看到了左容赢布衣上拳头上沾染了血,林青禾瞳孔一缩,紧张的去拿他的手看!
“没有。是猪身上的血。”
“它的皮太硬,身上还裹着松脂,弓箭射不穿,我就逮着用拳头打死了!”
轻描淡写的几言就把在山间跟野猪群搏斗的危险抹过去了……
林青禾握住了他的拳头,没有看到他拳头上的伤口后,她眉头松开了,“没受伤就好没受伤就好!”
“回去吧!”
他手脏,不想让她继续握着,扒拉下了她的手,扯起了野猪的一条腿,抗了起来。
五宝们跑了出来看到了爹爹猎了一头大野猪回来,小脸上浮现出了震惊又喜悦的小表情。
“爹……”
“哇……”
“大猪!”
“大猪呀!”
“……”
林青禾进去把娃们带到了一边,“快让到一边去,别挡着爹爹……”
郑大牛,陈山,何贵,杨福那天坐着赖老头的车去镇上,看到左容赢去镇上置办那么多的东西,他们眼红了好几天。
年近年关了,他们几个人打团打算冒险进山,看能不能碰个运气,猎个什么,拿到镇上卖一个好价钱。

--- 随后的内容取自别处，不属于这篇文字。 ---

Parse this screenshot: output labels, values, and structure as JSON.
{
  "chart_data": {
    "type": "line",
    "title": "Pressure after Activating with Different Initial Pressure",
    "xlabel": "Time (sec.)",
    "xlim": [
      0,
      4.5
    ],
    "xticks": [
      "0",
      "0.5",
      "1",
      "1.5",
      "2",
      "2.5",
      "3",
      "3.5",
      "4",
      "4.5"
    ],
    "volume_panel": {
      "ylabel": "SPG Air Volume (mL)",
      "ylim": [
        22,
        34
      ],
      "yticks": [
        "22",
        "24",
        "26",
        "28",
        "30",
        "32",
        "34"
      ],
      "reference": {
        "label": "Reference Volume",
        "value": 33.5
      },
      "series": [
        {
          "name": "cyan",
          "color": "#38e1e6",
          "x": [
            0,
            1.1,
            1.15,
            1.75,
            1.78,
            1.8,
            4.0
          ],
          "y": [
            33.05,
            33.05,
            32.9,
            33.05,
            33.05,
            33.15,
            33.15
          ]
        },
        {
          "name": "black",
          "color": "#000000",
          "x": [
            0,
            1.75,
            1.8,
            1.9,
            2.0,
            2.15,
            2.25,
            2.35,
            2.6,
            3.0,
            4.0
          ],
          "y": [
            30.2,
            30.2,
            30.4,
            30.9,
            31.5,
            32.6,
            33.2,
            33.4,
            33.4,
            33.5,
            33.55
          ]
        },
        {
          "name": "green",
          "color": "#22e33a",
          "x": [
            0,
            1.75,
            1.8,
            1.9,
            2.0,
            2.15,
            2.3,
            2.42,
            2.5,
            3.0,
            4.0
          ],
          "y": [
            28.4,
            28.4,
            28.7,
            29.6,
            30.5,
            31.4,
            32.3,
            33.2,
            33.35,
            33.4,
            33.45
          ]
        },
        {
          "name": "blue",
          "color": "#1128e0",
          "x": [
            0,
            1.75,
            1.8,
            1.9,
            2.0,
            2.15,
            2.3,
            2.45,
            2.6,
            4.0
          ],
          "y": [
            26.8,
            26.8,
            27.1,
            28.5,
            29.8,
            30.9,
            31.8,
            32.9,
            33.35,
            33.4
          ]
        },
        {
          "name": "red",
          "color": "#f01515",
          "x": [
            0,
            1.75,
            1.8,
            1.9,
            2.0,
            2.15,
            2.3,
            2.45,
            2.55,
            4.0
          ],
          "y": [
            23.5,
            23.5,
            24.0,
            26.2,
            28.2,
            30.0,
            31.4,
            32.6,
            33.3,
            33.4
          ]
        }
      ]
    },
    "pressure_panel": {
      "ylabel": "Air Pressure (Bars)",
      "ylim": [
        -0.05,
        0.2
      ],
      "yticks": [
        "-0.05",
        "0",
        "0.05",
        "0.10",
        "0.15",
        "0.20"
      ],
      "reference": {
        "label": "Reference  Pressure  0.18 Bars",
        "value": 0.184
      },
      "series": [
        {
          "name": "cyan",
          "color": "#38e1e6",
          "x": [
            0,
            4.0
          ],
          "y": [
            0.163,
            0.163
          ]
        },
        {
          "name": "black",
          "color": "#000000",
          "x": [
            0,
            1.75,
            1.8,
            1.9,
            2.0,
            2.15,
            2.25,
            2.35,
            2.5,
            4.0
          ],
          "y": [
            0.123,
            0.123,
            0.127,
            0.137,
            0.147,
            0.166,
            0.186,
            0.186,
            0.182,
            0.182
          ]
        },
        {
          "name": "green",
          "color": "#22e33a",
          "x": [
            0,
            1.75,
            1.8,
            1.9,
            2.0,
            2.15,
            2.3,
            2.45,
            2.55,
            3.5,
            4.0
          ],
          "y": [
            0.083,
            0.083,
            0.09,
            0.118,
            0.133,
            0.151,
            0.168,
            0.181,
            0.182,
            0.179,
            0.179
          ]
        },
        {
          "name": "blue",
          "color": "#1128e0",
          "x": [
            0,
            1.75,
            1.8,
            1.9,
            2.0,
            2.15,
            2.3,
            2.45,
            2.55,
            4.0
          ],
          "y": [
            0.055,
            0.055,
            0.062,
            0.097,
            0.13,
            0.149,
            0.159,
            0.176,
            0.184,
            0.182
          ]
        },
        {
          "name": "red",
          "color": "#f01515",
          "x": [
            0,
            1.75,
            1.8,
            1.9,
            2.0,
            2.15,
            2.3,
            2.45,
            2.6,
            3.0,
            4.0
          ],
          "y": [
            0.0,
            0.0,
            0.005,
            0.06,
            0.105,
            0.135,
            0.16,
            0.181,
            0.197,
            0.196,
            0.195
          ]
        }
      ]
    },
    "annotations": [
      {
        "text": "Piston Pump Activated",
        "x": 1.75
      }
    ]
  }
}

谁知,到了浅山,天就下起了大雪。前方白茫茫的,去了恐怕会迷路,困在山上。他们也不敢再进深山里了,就空手下山了。
经过了左容赢的屋子的时候身形一震,眼睛一突!
高大威武的左容赢背起了一头野猪扛回院子里去。
这野猪好大,起码有三百斤!
他们眼中升起浓浓的羡慕之情,随即,个个就都又眼红了起来,也开始妒忌了。
“我说我们怎么什么都没有猎到呢,原来全都被左容赢给猎了!”陈山捏着拳头道。
“他技巧那么好,山上的东西都被他给猎完了,我们以后猎什么?”何贵一想到那么大的一头猪就脑子就发昏了。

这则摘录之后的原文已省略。